Cells with oncogenic mutations in Myc are so dependent on this gene that they die if it "turns off". Scientists have long been trying to use this dependence to develop drugs. However, in its protein form, Myc is an extremely difficult target, mainly because it lacks binding sites with which chemical compounds with medicinal properties could effectively interact.

Therefore, Professor of the Department of Genetics at Harvard Medical School (Harvard Medical School) Stephen Elledge and his colleague Associate Professor at Baylor College of Medicine Thomas Westbrook decided to take a different approach. Their goal was to suppress the activity of Myc by disabling not the oncogene itself, but the helper genes necessary for it.

To find such genes, Elge and Westbrook used tiny molecules of short-hairpin RNAs (shRNAs) that block the activity of specific genes. Each experimental cell contained only one gene suppressed by shRNAs. If, when the oncogenic properties of Myc were activated, the cell died, then this "silent" gene could be one of those that Myc needed for tumor formation.

With the help of almost 75,000 shRNAs, scientists eventually found 403 potential candidates for the role of Myc helper genes. Some of them were close to the field of Myc biology, others were not.

"These genes are not oncogenes in themselves, but they encode proteins on which the Myc property of causing cancer is based," explains Professor Elge. "We consider them as potential targets for drug therapy, because if you can't target Myc, you can target these other genes and suppress their effects."

One of the most outstanding of the total number of candidates was the SAE2 gene. A Myc-activated cell with suppressed SAE2 is unable to build a normal division spindle, an intracellular structure that plays an important role in mitosis. The researchers found that SAE2 suppression blocks Myc's ability to activate genes involved in spindle formation. This suggests that the cells die because they cannot divide properly.

Adding weight to the results of this work, two research groups confirmed that SAE2 suppression slows down the growth rate of human Myc-dependent breast cancer cells both in vitro and after transplantation to immunodeficient mice. Finally, Elge and Westbrook stratified gene expression data from nearly 1,300 breast cancer patients based on Myc activity. Patients with high Myc activity had a better chance of survival in terms of metastasis formation at low levels of SAE2 activity, whereas for patients with low Myc activity, SAE2 levels did not matter. Thus, these data are also in good agreement with the results of the work.
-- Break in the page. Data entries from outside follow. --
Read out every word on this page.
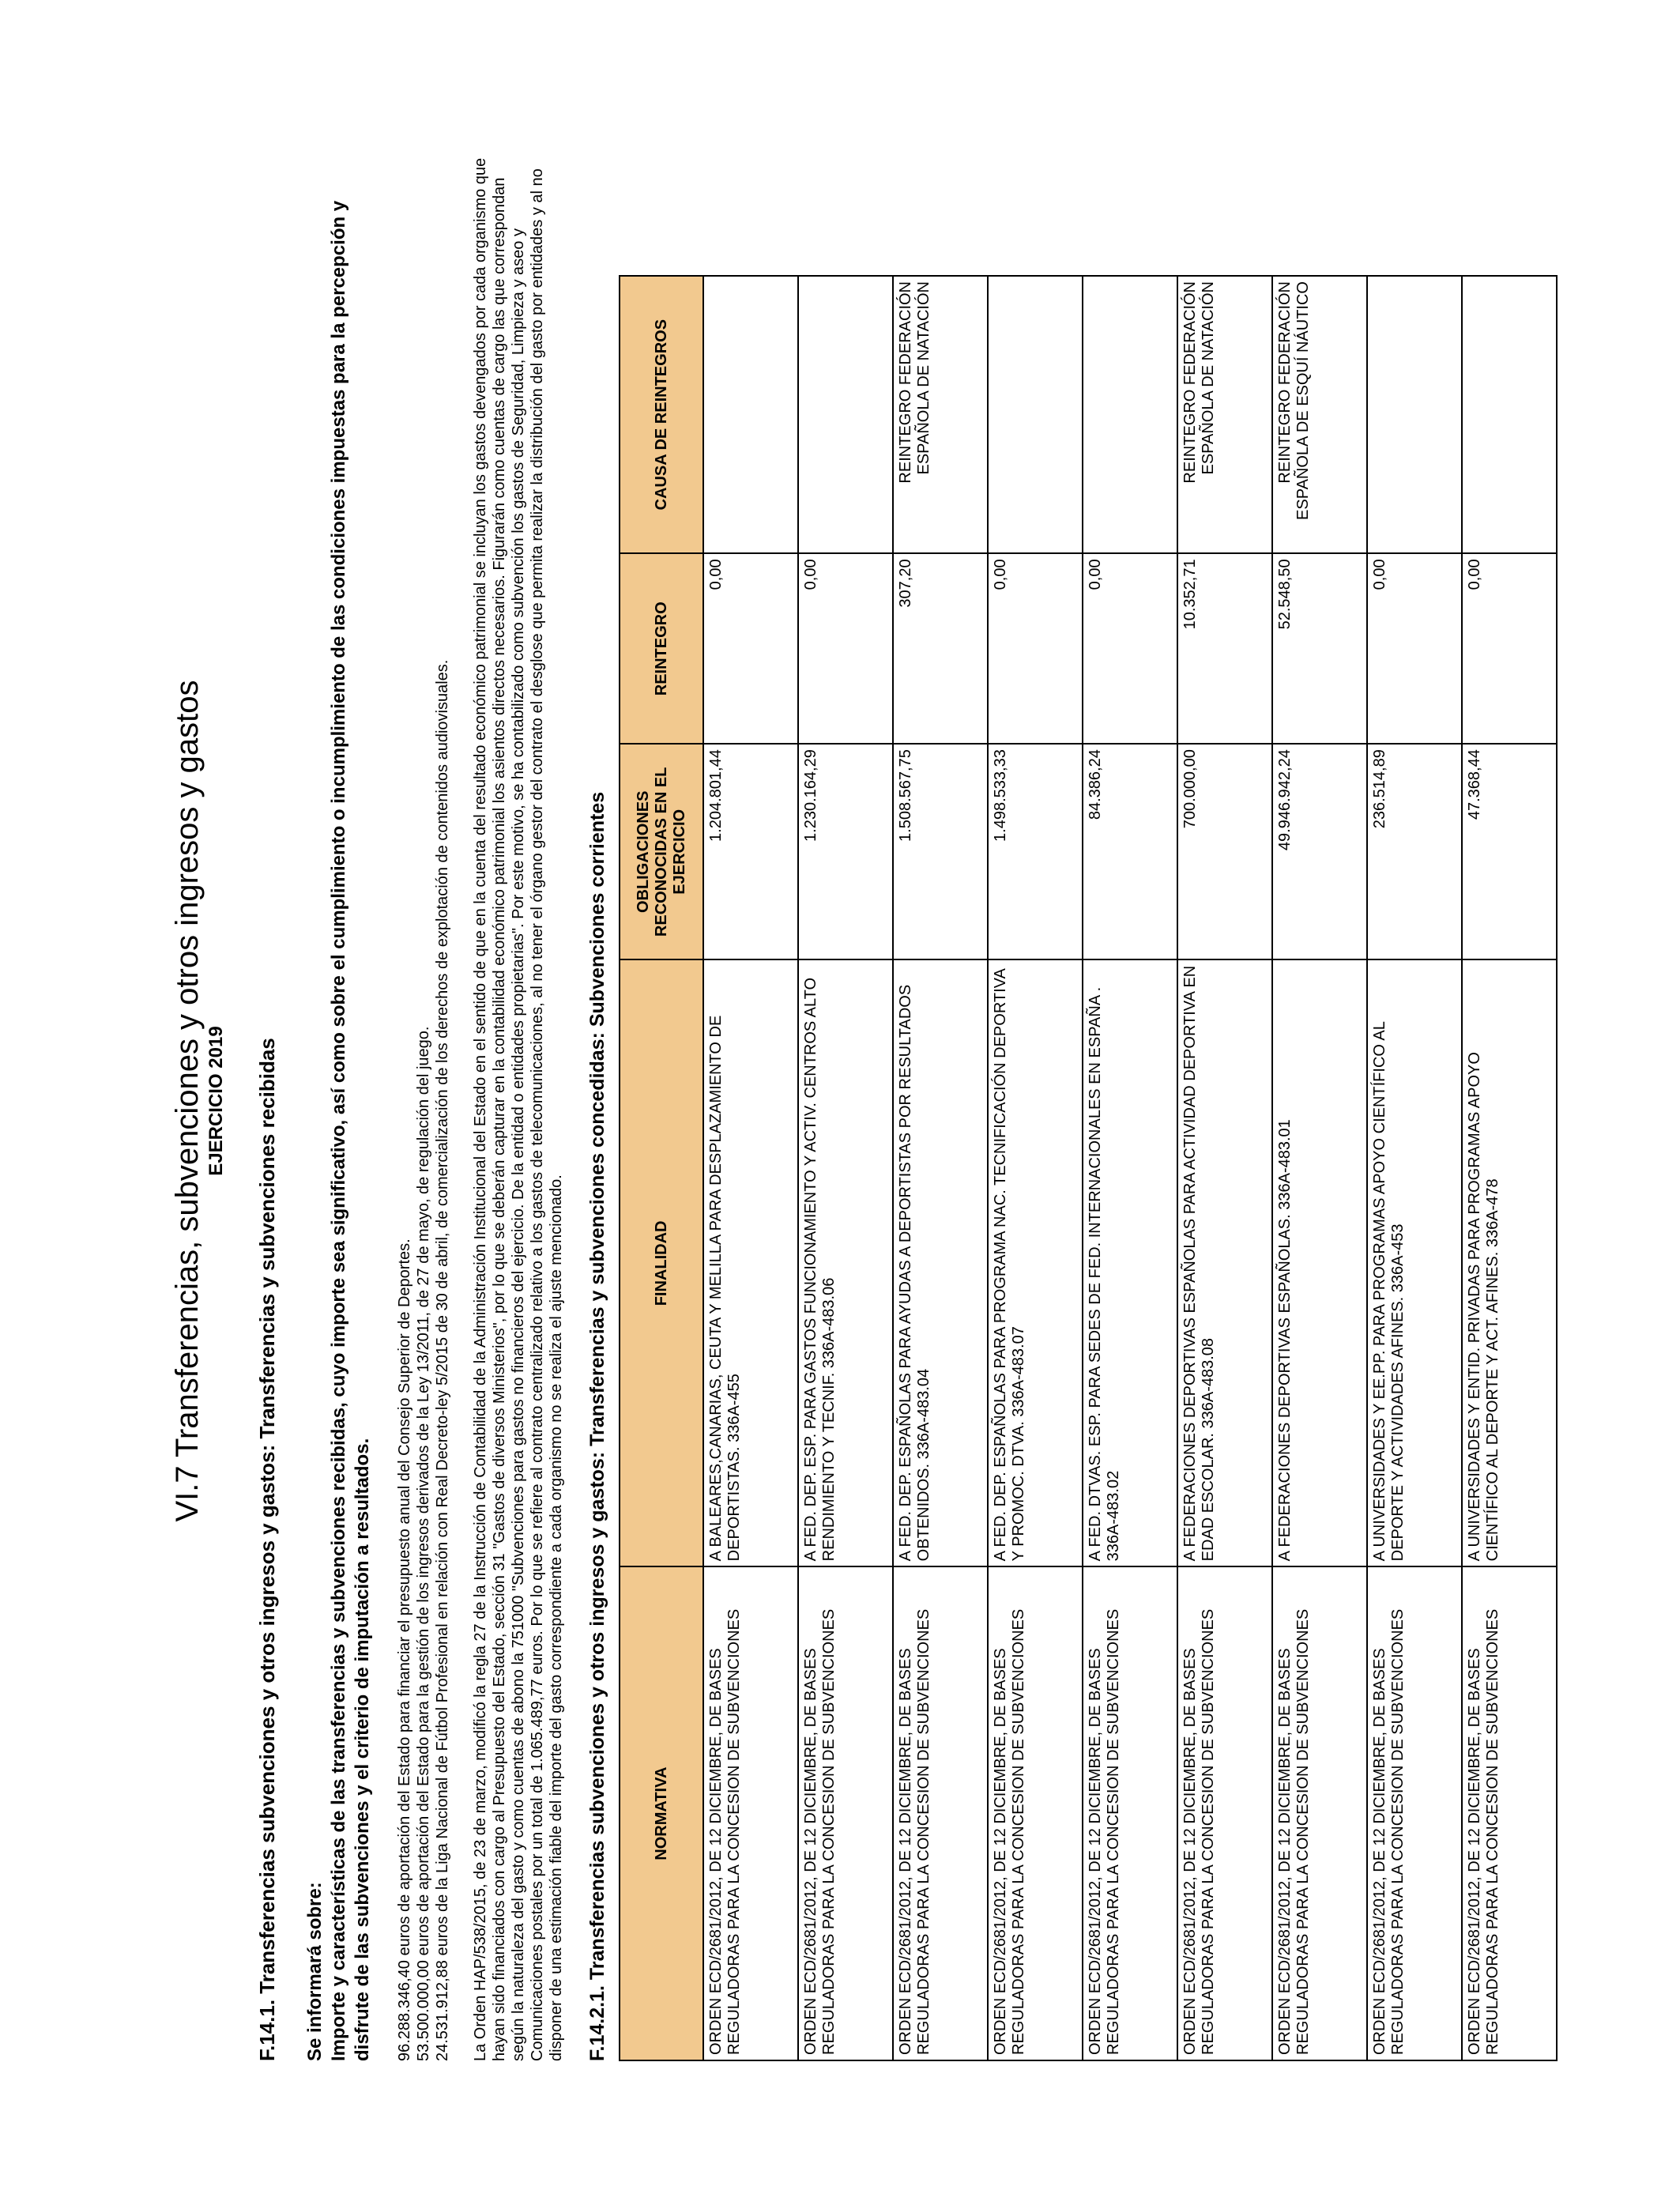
VI.7 Transferencias, subvenciones y otros ingresos y gastos EJERCICIO 2019 F.14.1. Transferencias subvenciones y otros ingresos y gastos: Transferencias y subvenciones recibidas Se informará sobre: Importe y características de las transferencias y subvenciones recibidas, cuyo importe sea significativo, así como sobre el cumplimiento o incumplimiento de las condiciones impuestas para la percepción y disfrute de las subvenciones y el criterio de imputación a resultados. 96.288.346,40 euros de aportación del Estado para financiar el presupuesto anual del Consejo Superior de Deportes. 53.500.000,00 euros de aportación del Estado para la gestión de los ingresos derivados de la Ley 13/2011, de 27 de mayo, de regulación del juego. 24.531.912,88 euros de la Liga Nacional de Fútbol Profesional en relación con Real Decreto-ley 5/2015 de 30 de abril, de comercialización de los derechos de explotación de contenidos audiovisuales. La Orden HAP/538/2015, de 23 de marzo, modificó la regla 27 de la Instrucción de Contabilidad de la Administración Institucional del Estado en el sentido de que en la cuenta del resultado económico patrimonial se incluyan los gastos devengados por cada organismo que hayan sido financiados con cargo al Presupuesto del Estado, sección 31 "Gastos de diversos Ministerios", por lo que se deberán capturar en la contabilidad económico patrimonial los asientos directos necesarios. Figurarán como cuentas de cargo las que correspondan según la naturaleza del gasto y como cuentas de abono la 751000 "Subvenciones para gastos no financieros del ejercicio. De la entidad o entidades propietarias". Por este motivo, se ha contabilizado como subvención los gastos de Seguridad, Limpieza y aseo y Comunicaciones postales por un total de 1.065.489,77 euros. Por lo que se refiere al contrato centralizado relativo a los gastos de telecomunicaciones, al no tener el órgano gestor del contrato el desglose que permita realizar la distribución del gasto por entidades y al no disponer de una estimación fiable del importe del gasto correspondiente a cada organismo no se realiza el ajuste mencionado. F.14.2.1. Transferencias subvenciones y otros ingresos y gastos: Transferencias y subvenciones concedidas: Subvenciones corrientes	NORMATIVA	FINALIDAD	OBLIGACIONES RECONOCIDAS EN EL EJERCICIO	REINTEGRO	CAUSA DE REINTEGROS
ORDEN ECD/2681/2012, DE 12 DICIEMBRE, DE BASES REGULADORAS PARA LA CONCESION DE SUBVENCIONES	A BALEARES,CANARIAS, CEUTA Y MELILLA PARA DESPLAZAMIENTO DE DEPORTISTAS. 336A-455	1.204.801,44	0,00	
ORDEN ECD/2681/2012, DE 12 DICIEMBRE, DE BASES REGULADORAS PARA LA CONCESION DE SUBVENCIONES	A FED. DEP. ESP. PARA GASTOS FUNCIONAMIENTO Y ACTIV. CENTROS ALTO RENDIMIENTO Y TECNIF. 336A-483.06	1.230.164,29	0,00	
ORDEN ECD/2681/2012, DE 12 DICIEMBRE, DE BASES REGULADORAS PARA LA CONCESION DE SUBVENCIONES	A FED. DEP. ESPAÑOLAS PARA AYUDAS A DEPORTISTAS POR RESULTADOS OBTENIDOS. 336A-483.04	1.508.567,75	307,20	REINTEGRO FEDERACIÓN ESPAÑOLA DE NATACIÓN
ORDEN ECD/2681/2012, DE 12 DICIEMBRE, DE BASES REGULADORAS PARA LA CONCESION DE SUBVENCIONES	A FED. DEP. ESPAÑOLAS PARA PROGRAMA NAC. TECNIFICACIÓN DEPORTIVA Y PROMOC. DTVA. 336A-483.07	1.498.533,33	0,00	
ORDEN ECD/2681/2012, DE 12 DICIEMBRE, DE BASES REGULADORAS PARA LA CONCESION DE SUBVENCIONES	A FED. DTVAS. ESP. PARA SEDES DE FED. INTERNACIONALES EN ESPAÑA . 336A-483.02	84.386,24	0,00	
ORDEN ECD/2681/2012, DE 12 DICIEMBRE, DE BASES REGULADORAS PARA LA CONCESION DE SUBVENCIONES	A FEDERACIONES DEPORTIVAS ESPAÑOLAS PARA ACTIVIDAD DEPORTIVA EN EDAD ESCOLAR. 336A-483.08	700.000,00	10.352,71	REINTEGRO FEDERACIÓN ESPAÑOLA DE NATACIÓN
ORDEN ECD/2681/2012, DE 12 DICIEMBRE, DE BASES REGULADORAS PARA LA CONCESION DE SUBVENCIONES	A FEDERACIONES DEPORTIVAS ESPAÑOLAS. 336A-483.01	49.946.942,24	52.548,50	REINTEGRO FEDERACIÓN ESPAÑOLA DE ESQUÍ NÁUTICO
ORDEN ECD/2681/2012, DE 12 DICIEMBRE, DE BASES REGULADORAS PARA LA CONCESION DE SUBVENCIONES	A UNIVERSIDADES Y EE.PP. PARA PROGRAMAS APOYO CIENTÍFICO AL DEPORTE Y ACTIVIDADES AFINES. 336A-453	236.514,89	0,00	
ORDEN ECD/2681/2012, DE 12 DICIEMBRE, DE BASES REGULADORAS PARA LA CONCESION DE SUBVENCIONES	A UNIVERSIDADES Y ENTID. PRIVADAS PARA PROGRAMAS APOYO CIENTÍFICO AL DEPORTE Y ACT. AFINES. 336A-478	47.368,44	0,00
"This study shows that cancers caused by the Myc oncogene are dependent on unique sets of proteins that are not in demand in ordinary, non–cancerous tissues," says Professor Westbrook. "And many of these cancer vulnerabilities are enzymes, which gives us new directions, following which we can quickly achieve results in the treatment of these particularly aggressive tumors."

Taken together, the results show that the suppression of SAE2 and similar enzymes is a new therapeutic strategy for the treatment of patients with Myc–dependent cancer. According to Professor Elge, in the near future they are going to study the effects of suppression of these genes on animals.

"We would like to know more specifically which proteins Myc depends on, because if we can hit these targets with drugs, we will be able to turn off Myc and selectively destroy cancer cells," he concludes.

The results of the study are published in the journal Science:
A SUMOylation-Dependent Transcriptional Subprogram Is Required for Myc-Driven Tumorigenesis.